Anti-White Sports Media Bias Cost Nikola Jokic History In Quest For 4 Straight MVPs | Bobby Burack
Nikola Jokic is -4000 to win the NBA MVP award. The race is effectively over. A win for Jokic would mark the third time he's won league MVP. Only eight other players have won the award at least three times. Jokic would be the ninth.
But he should be the first, as in the first player to win four straight MVPs.
Jokic won the award in 2021 and 2022. Last March, he was the prohibitive favorite to win a third straight. The race was all but over. And then it was over for Jokic.
The MVP was his until ESPN analyst Kendrick Perkins accused MVP voters of favoring white players when casting their ballots. Perkins suggested white voters cost black players a chance to win the award.
What proof did he provide, you might ask? Unfortunately, he didn't provide any. None.
Perkins said the MVP race favors white players. Yet only five white players have ever won the award, compared to 29 different black players.
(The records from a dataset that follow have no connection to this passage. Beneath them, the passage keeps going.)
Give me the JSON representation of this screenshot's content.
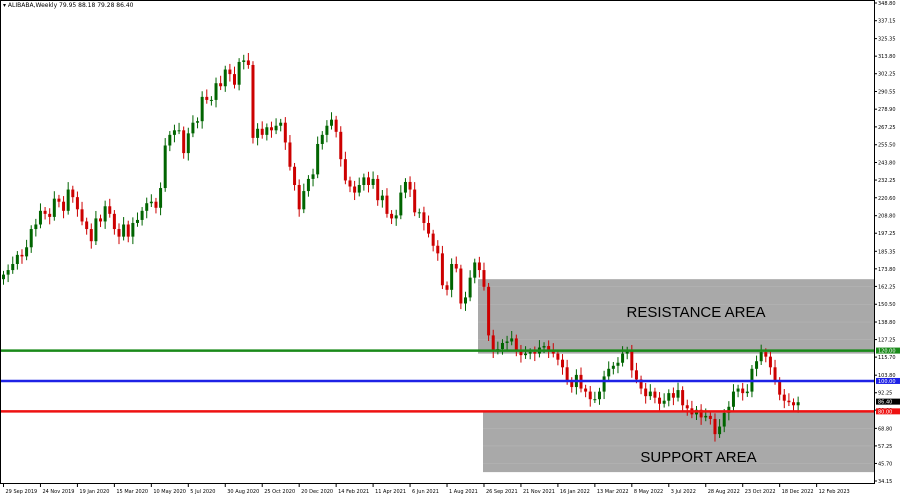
{
  "chart_data": {
    "type": "candlestick",
    "title": "▾ ALIBABA,Weekly 79.95 88.18 79.28 86.40",
    "ylim": [
      34.15,
      348.8
    ],
    "y_ticks": [
      "348.80",
      "337.15",
      "325.35",
      "313.80",
      "302.25",
      "290.55",
      "278.90",
      "267.25",
      "255.50",
      "243.80",
      "232.25",
      "220.60",
      "208.80",
      "197.25",
      "185.35",
      "173.80",
      "162.25",
      "150.50",
      "138.80",
      "127.25",
      "115.70",
      "103.80",
      "92.25",
      "80.80",
      "68.80",
      "57.25",
      "45.70",
      "34.15"
    ],
    "x_ticks": [
      "29 Sep 2019",
      "24 Nov 2019",
      "19 Jan 2020",
      "15 Mar 2020",
      "10 May 2020",
      "5 Jul 2020",
      "30 Aug 2020",
      "25 Oct 2020",
      "20 Dec 2020",
      "14 Feb 2021",
      "11 Apr 2021",
      "6 Jun 2021",
      "1 Aug 2021",
      "26 Sep 2021",
      "21 Nov 2021",
      "16 Jan 2022",
      "13 Mar 2022",
      "8 May 2022",
      "3 Jul 2022",
      "28 Aug 2022",
      "23 Oct 2022",
      "18 Dec 2022",
      "12 Feb 2023"
    ],
    "x_start_date": "2019-09-29",
    "closes": [
      170,
      173,
      177,
      183,
      182,
      188,
      200,
      203,
      212,
      210,
      208,
      220,
      218,
      212,
      226,
      221,
      213,
      205,
      200,
      192,
      207,
      205,
      215,
      210,
      200,
      195,
      203,
      195,
      204,
      206,
      212,
      217,
      218,
      214,
      227,
      255,
      262,
      265,
      265,
      250,
      263,
      270,
      271,
      287,
      285,
      285,
      296,
      294,
      305,
      302,
      295,
      310,
      311,
      308,
      260,
      266,
      262,
      267,
      265,
      268,
      270,
      257,
      241,
      229,
      213,
      225,
      233,
      236,
      256,
      262,
      268,
      272,
      264,
      246,
      232,
      228,
      224,
      229,
      234,
      229,
      233,
      219,
      222,
      210,
      207,
      209,
      224,
      231,
      226,
      211,
      211,
      204,
      197,
      189,
      184,
      163,
      160,
      177,
      174,
      151,
      155,
      168,
      178,
      173,
      162,
      130,
      120,
      121,
      125,
      126,
      128,
      120,
      117,
      118,
      119,
      118,
      122,
      123,
      120,
      118,
      114,
      109,
      100,
      96,
      104,
      95,
      93,
      88,
      88,
      93,
      103,
      108,
      110,
      112,
      118,
      120,
      107,
      101,
      95,
      90,
      93,
      89,
      85,
      87,
      92,
      89,
      94,
      84,
      82,
      78,
      81,
      76,
      77,
      75,
      65,
      70,
      79,
      83,
      93,
      95,
      92,
      93,
      108,
      113,
      119,
      116,
      109,
      100,
      91,
      87,
      86,
      84,
      86
    ],
    "up_color": "#006400",
    "down_color": "#cc0000",
    "zones": [
      {
        "label": "RESISTANCE AREA",
        "low": 118.0,
        "high": 167.0,
        "color": "#a9a9a9"
      },
      {
        "label": "SUPPORT AREA",
        "low": 40.0,
        "high": 80.0,
        "color": "#a9a9a9"
      }
    ],
    "levels": [
      {
        "value": 120.0,
        "label": "120.00",
        "color": "#1a8a1a"
      },
      {
        "value": 100.0,
        "label": "100.00",
        "color": "#1e22e6"
      },
      {
        "value": 80.0,
        "label": "80.00",
        "color": "#ee1111"
      }
    ],
    "current_price": {
      "value": 86.4,
      "label": "86.40",
      "color": "#000000"
    }
  }
}
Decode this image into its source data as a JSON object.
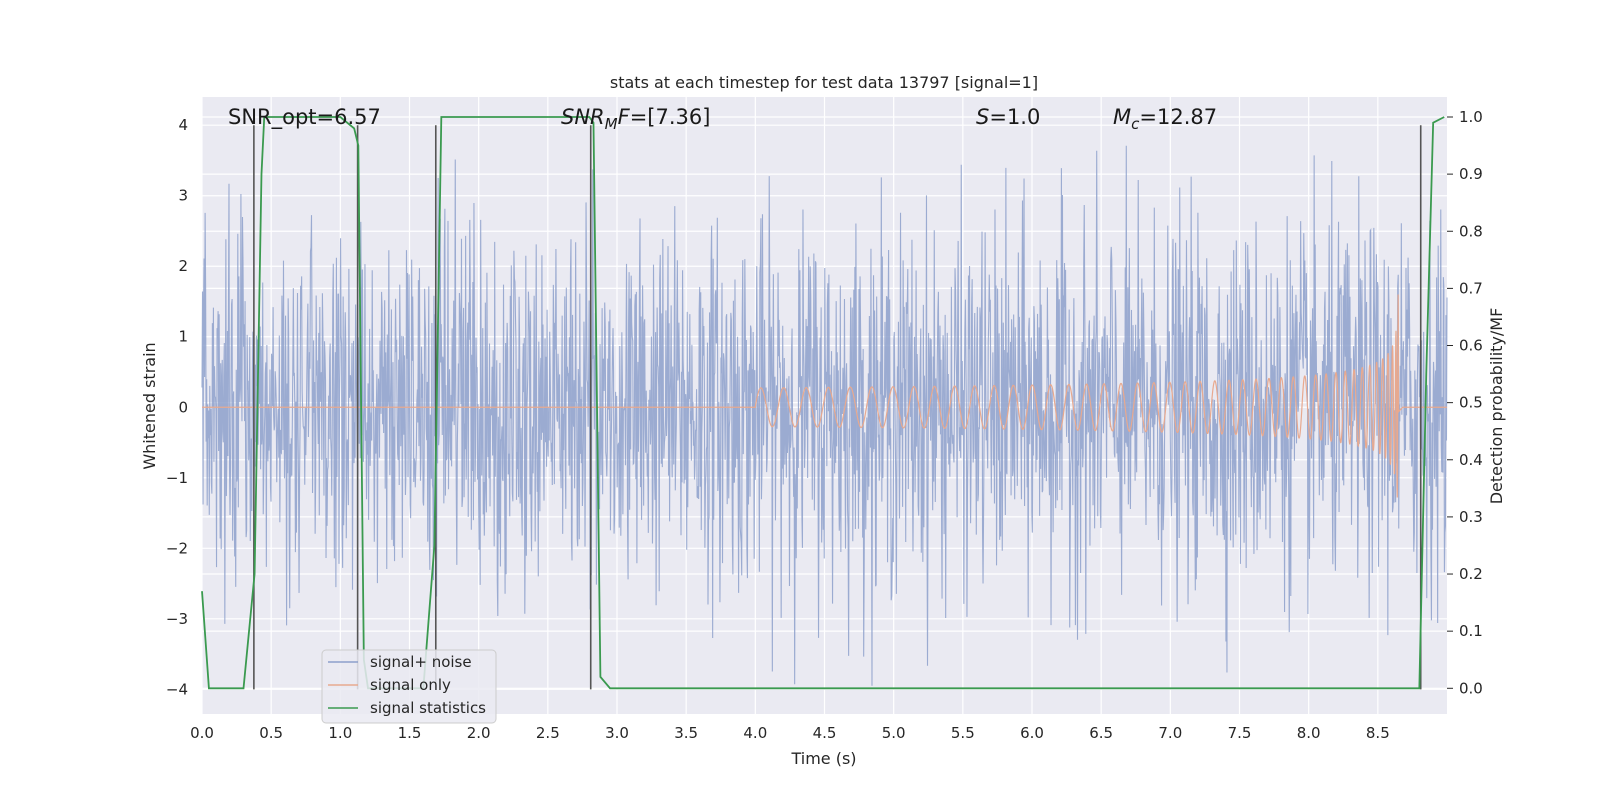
{
  "chart_data": {
    "type": "line",
    "title": "stats at each timestep for test data 13797 [signal=1]",
    "xlabel": "Time (s)",
    "ylabel": "Whitened strain",
    "y2label": "Detection probability/MF",
    "xlim": [
      0,
      9.0
    ],
    "ylim": [
      -4.35,
      4.4
    ],
    "y2lim": [
      -0.045,
      1.035
    ],
    "xticks": [
      "0.0",
      "0.5",
      "1.0",
      "1.5",
      "2.0",
      "2.5",
      "3.0",
      "3.5",
      "4.0",
      "4.5",
      "5.0",
      "5.5",
      "6.0",
      "6.5",
      "7.0",
      "7.5",
      "8.0",
      "8.5"
    ],
    "yticks": [
      "−4",
      "−3",
      "−2",
      "−1",
      "0",
      "1",
      "2",
      "3",
      "4"
    ],
    "y2ticks": [
      "0.0",
      "0.1",
      "0.2",
      "0.3",
      "0.4",
      "0.5",
      "0.6",
      "0.7",
      "0.8",
      "0.9",
      "1.0"
    ],
    "grid": true,
    "legend_position": "lower-left",
    "annotations": {
      "snr_opt": "SNR_opt=6.57",
      "snr_mf_base": "SNR",
      "snr_mf_sub": "M",
      "snr_mf_rest": "F=[7.36]",
      "s_base": "S",
      "s_rest": "=1.0",
      "mc_base": "M",
      "mc_sub": "c",
      "mc_rest": "=12.87"
    },
    "series": [
      {
        "name": "signal+ noise",
        "color": "#8da0cb",
        "axis": "left",
        "description_values": "whitened strain noise, amplitude roughly ±2.5 with peaks to ±4"
      },
      {
        "name": "signal only",
        "color": "#e8a98f",
        "axis": "left",
        "chirp": {
          "start": 4.0,
          "end": 8.65,
          "peak_amplitude": 1.6
        }
      },
      {
        "name": "signal statistics",
        "color": "#3a9a4f",
        "axis": "right",
        "x": [
          0.0,
          0.05,
          0.3,
          0.38,
          0.43,
          0.45,
          1.0,
          1.1,
          1.13,
          1.17,
          1.2,
          1.6,
          1.68,
          1.73,
          2.8,
          2.83,
          2.88,
          2.95,
          8.8,
          8.85,
          8.9,
          8.98
        ],
        "y": [
          0.17,
          0.0,
          0.0,
          0.2,
          0.9,
          1.0,
          1.0,
          0.98,
          0.95,
          0.05,
          0.0,
          0.0,
          0.25,
          1.0,
          1.0,
          0.99,
          0.02,
          0.0,
          0.0,
          0.55,
          0.99,
          1.0
        ]
      }
    ],
    "vertical_markers": [
      0.375,
      1.125,
      1.69,
      2.81,
      8.81
    ]
  }
}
If a racial bias exists within the NBA media – which decides the award – the overwhelming evidence says it doesn't favor the whites.
Nonetheless, the odds shifted away from Jokic following Perkins' claims. Subsequently, media members – Gilbert Arenas, Bomani Jones, Michael Smith, Stephen A. Smith, Domonique Foxworth, and ESPN's Andscape vertical – parroted the baseless taking point.
Ultimately, white voters felt they needed to prove they were not racist. Black voters felt they needed to prove they were not sellouts. As a result, voters handed the MVP to Joel Embiid, who was undeserving but black.
As Fox Sports Radio host Doug Gottlieb commented in May, "Jokic was winning the MVP until Perk made it about race."
Jokic has been the best player in the NBA each of the past four seasons. Assuming he wins this year, he will have won the award the three seasons that race did not play a role in deciding the award. He will have lost the award the one season that race did.
Quite frankly, it's perplexing that one of the many race hustlers in the sports media didn't inject race into the voting narrative this season – knowing they could've cost Jokic the award again.
Perhaps their focus on Caitlin Clark and her whiteness distracted them, keeping their focus away from Jokic. See some examples here.
Winning four straight MVP awards would have inked Jokic's name in the history books, achieving a feat not even Michael Jordan or LeBron James had attained – thus firmly establishing himself as one of the greatest players of the modern era.
And had he been of any other skin color, that is how his legacy would've read.